The overarching goal of the consortium is to explore a question regarding what the different types of senescent cells are in human bodies that are important across all biomedical fields — not just cancer or cardiovascular disease, but in all of these different diseases, as well as in aging. The NIH’s Office of Strategic Coordination (OSC) put together this big Common Fund consortium to study them. What is equally important is the tissue context of cellular senescence — where those cells are in that tissue and what impact they generate on other cells in the microenvironment. In our program at Yale, we analyze at the single-cell level the heterogeneity of senescent cells in human lymphoid organs, but we are also doing an analysis of those cells directly in the tissue section.
To do this, we’re using a suite of spatial omics techniques — that is, a study of biological molecules that form and guide organisms, along with their locations within the tissue. To achieve this goal, we assembled a team of investigators at Yale, including clinicians, a pathologist, an immunologist, and a computational biologist to form a Tissue Mapping Center (TMC) to build the first complete catalog of senescent cells in human lymph tissues. But we will also map out how those senescent cells impact their local environments and tissue functions.

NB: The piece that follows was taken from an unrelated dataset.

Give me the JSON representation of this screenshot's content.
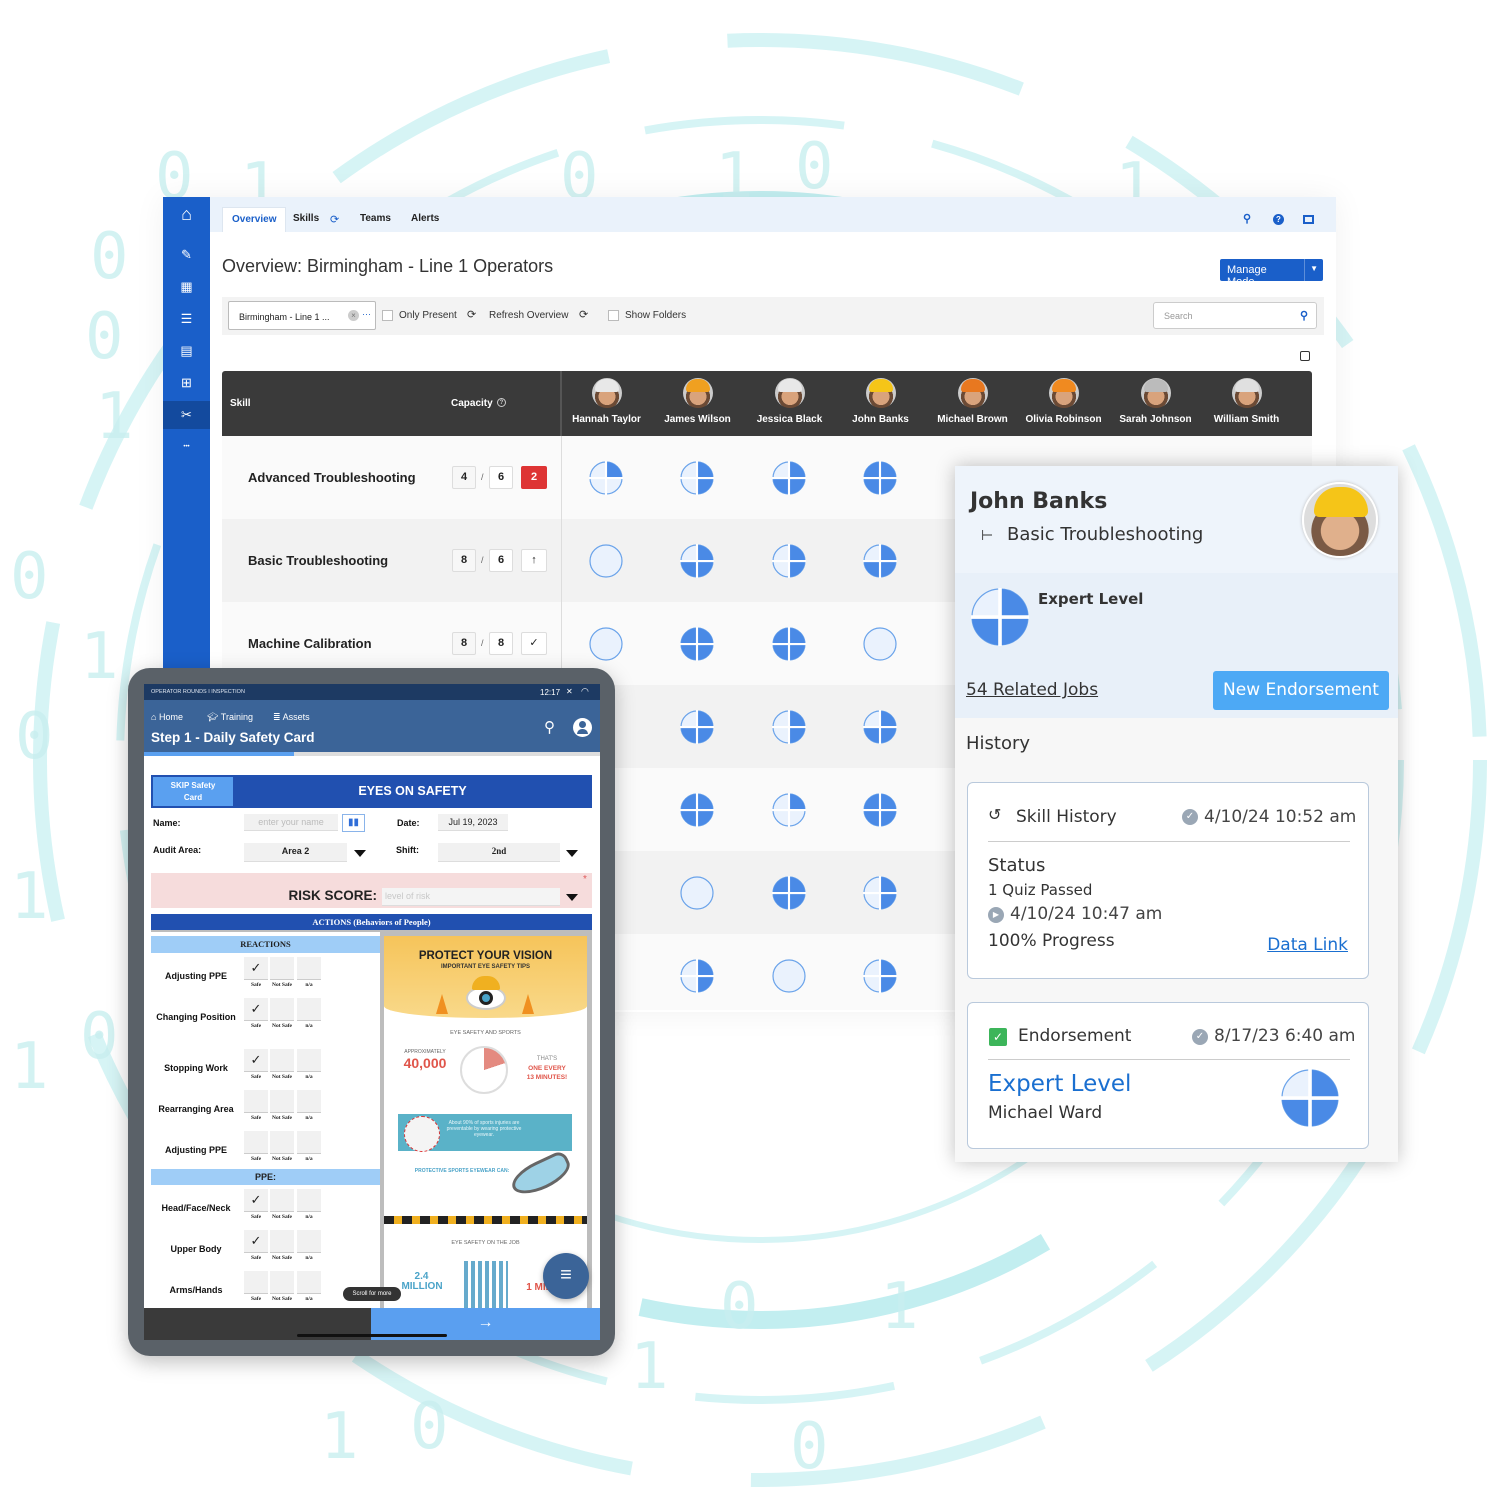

Our center is focusing on lymph nodes. Once the cells there become senescent, they’re going to produce many factors that can mess up the normal cell function. And the immune cells may become senescent as well, and then leave the lymphoid tissue and travel through blood circulation to every part of the body. Senescent cells developing in the lymph organs might have a systemic effect, affecting all different organs. We try to map those cells in the lymph organs first, but we also propose to map those in blood so we can identify those senescent immune cells and begin to assess their systemic impact on different physiological systems.
Once you have your tissue maps, what will you do with them?
We will eventually integrate all that data together to build a whole book of different tissue maps — an atlas of tissue maps — across the lifespan and healthspan. Then we can begin to understand how senescent cells develop over different lifespans and health spans.
Ultimately, what could this information lead to?
It could have a significant impact on public health.
At this stage, we need to generate that database so that we know what kind of senescent cells are there and how they impact the tissue microenvironment and function. Maybe some of these senescent cells are valuable because they help the tissue recover from injury, while other senescent cells are really driving the aging process. How do you differentiate that? If you have that knowledge, maybe you can separate the good from bad senescent cells and target the bad ones to slow down aging — especially aging that’s associated with human diseases.
We know lots of chronic diseases are associated with aging, and the senescent cells are shown to be implicated in the development or progression of those diseases. If you can identify the early signs in those bad senescent cells, maybe we can target those cells early on, either to treat or to slow down the progression of chronic diseases, like cardiovascular disease and diabetes.